Flexibility to choose. A bundled solution often allows employers to choose the providers they wish to work with and the services they want to receive. Adding or removing a 3(38) fiduciary service, for instance, can easily be achieved. This isn’t true of the rigid PEP model.
Control of services. The vetting and recommendation of services and service providers is one of the primary functions of a retirement plan advisor. With a bundled solution, these roles remain with you. You can recommend dialing services up or down to fit the needs of your clients. This fluidity helps preserve the value you deliver to your retirement plan client relationships.
Cost levers. Recordkeepers, third-party administrators, and outsourced fiduciary services have assembled a chassis of products and services that are tested, tried and true, and don’t have to be created from scratch. Generally, recordkeepers can offer different pricing levers based on the number and depth of the services a retirement plan client chooses. This flexibility could make a bundled solution as price competitive as a PEP (if the low-cost pricing promise of PEPs comes to fruition).
Being a Trusted Guide
If you’re a retirement plan advisor who manages a corporate 401(k) plan for a small business client, it’s a good idea to compare the pros and cons of PEPs versus bundled solutions.
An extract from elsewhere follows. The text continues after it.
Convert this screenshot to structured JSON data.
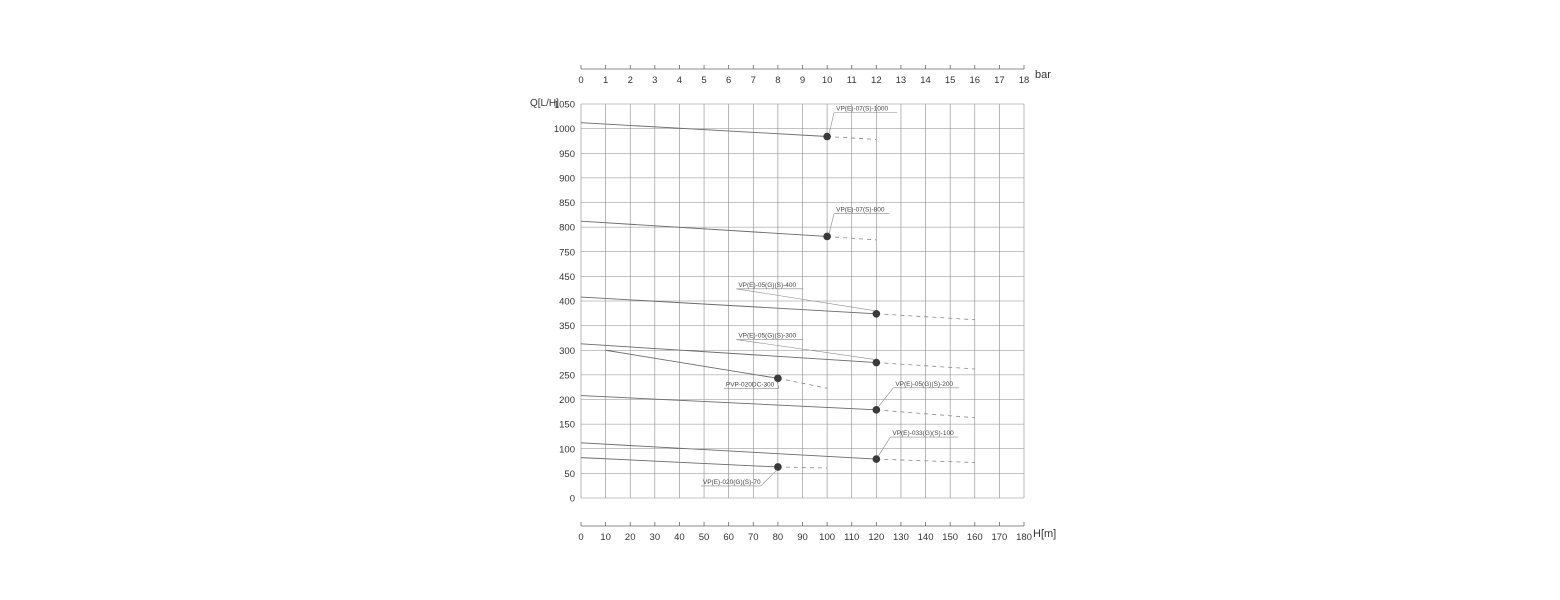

Although a PEP might fall short in serving your client’s needs, the ready-to-go possibilities of a bundled package may provide them access to the critical services they’re looking for—and be offered through service providers you’re familiar with. This can be a win-win, enabling you to simplify their fiduciary responsibilities, while helping you solidify your position as a trusted consultant.
This material is for educational purposes only and is not intended to provide specific advice.